Parfois, ce sont les conditions de travail qui poussent certains stagiaires à abandonner leur stage où ils se sentent contraints à adopter une position d’observateur (souvent considérée comme de l’inactivité) :

« [Suite à un abandon de stage] moi je ne suis pas forcément contente du choix qu'on m'impose. (…) Et ici je me suis fait engueuler à mort. J'ai reçu un avertissement euh… et euh ben du coup ben j'ai reçu un avertissement, enfin voilà, mais moi je leur ai dit : j'en ai marre, j'expliquais à mon formateur que je suis parti parce que ça me saoulait… » (Raphaëlle - 15).

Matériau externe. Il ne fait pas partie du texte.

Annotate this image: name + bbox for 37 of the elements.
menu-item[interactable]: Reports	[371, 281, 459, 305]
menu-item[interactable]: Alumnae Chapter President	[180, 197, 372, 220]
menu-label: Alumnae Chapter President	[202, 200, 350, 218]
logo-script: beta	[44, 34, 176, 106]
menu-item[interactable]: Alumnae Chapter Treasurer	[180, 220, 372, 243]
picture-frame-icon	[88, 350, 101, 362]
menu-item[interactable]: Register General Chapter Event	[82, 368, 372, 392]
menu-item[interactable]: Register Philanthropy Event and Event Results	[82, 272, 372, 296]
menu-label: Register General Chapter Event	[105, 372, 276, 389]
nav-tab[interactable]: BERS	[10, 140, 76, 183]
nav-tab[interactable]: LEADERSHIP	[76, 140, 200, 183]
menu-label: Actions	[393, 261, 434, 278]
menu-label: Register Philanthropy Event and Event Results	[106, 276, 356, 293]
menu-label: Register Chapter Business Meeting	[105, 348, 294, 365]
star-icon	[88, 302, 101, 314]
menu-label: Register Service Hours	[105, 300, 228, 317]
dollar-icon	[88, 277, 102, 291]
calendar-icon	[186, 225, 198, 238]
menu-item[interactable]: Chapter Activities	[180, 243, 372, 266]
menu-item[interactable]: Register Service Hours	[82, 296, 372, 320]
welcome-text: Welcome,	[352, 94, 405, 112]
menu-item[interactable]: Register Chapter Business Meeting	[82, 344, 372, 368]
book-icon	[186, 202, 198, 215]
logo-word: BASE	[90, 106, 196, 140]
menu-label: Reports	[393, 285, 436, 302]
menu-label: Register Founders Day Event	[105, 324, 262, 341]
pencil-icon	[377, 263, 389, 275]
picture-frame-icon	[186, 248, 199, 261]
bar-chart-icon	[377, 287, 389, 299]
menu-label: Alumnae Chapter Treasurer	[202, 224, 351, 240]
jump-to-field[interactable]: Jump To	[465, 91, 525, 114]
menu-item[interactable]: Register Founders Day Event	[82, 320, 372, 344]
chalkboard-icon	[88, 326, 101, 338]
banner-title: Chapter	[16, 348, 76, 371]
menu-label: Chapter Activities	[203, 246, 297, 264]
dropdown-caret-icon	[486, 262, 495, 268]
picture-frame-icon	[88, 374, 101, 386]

Enfin, le mode conflictuel au sein de la formation E2C est parfois assumé au même titre que les chahuts scolaires souvent évoqués dans les parcours. Dans ce cas, le fait d’associer E2C à un environnement scolaire génère ce type de comportement, en discordance avec les attentes :

« Ben moi ici je me lâche je suis avec mes amis alors ici ça ne me sert strictement à rien donc je me lâche on va dire que je fais le bazar quoi mais en dehors de l'école je suis totalement différent. Là ici je suis ouverte des fois je suis l'élément perturbateur mais au boulot je suis toute timide je suis très respectueuse voilà. Oui ici ils ne comprennent pas ; ils croient que je suis pareil au boulot qu'ici. Alors que non vaut mieux pas » (Martine - 36).

1.5) Le projet résigné

Lorsque sa présence à E2C ne fait pas vraiment sens, ou qu’aucune perspective d’amélioration de sa situation ne pointe à l’horizon, les jeunes développent des projets résignés (huit entretiens). En effet, certains ne parviennent pas à y trouver leur place, du fait d’une absence de perspectives perçues dans l’après-E2C, ou de difficultés personnelles qui rendent la formation comme secondaire par rapport à des priorités à gérer (difficultés familiales, judiciaires etc.). Dans ce cadre, venir à E2C est synonyme de faire acte de présence :

« Le stage là en fait, je l'ai pris vite fait quoi, c'était pour dire que j'ai un stage, pour pas rester ici (…). Donc j'ai dit : faut que je trouve un stage, j'ai pris n'importe quoi, pis j'ai eu ça (…) ben, pas trop motivé quoi. Pis j'ai eu des soucis familiaux en même temps donc euh. Je vais pas dire que j'ai pas trop la tête à ça mais… j'écoutais pas en fait, je faisais plus acte de présence quoi, c'est tout » (Xavier - 21).

Ce type d’engagement, lié à l’ennui en cours et au sentiment de ne pas être à sa place, aboutit à terme à l’absentéisme. A l’instar de l’école de la première chance, l’E2C doit également faire face à des jeunes qui « décrochent ». Les projets construits par ces jeunes sortent des cadres institutionnels classiques, comme nous allons le voir au travers de leur engagement dans le monde.

« Je suis pas souvent ici, c’est ça le problème… j’ai manqué presque toutes les semaines de cours. Malheureusement oui ; parce que venir ici, ça va bien cinq minutes (Ichem - 32).

« Comment vous voyez votre investissement ici ?

Moyen, je fais le minimum en fait. Je peux faire plus mais je fais le minimum » (Xavier - 21).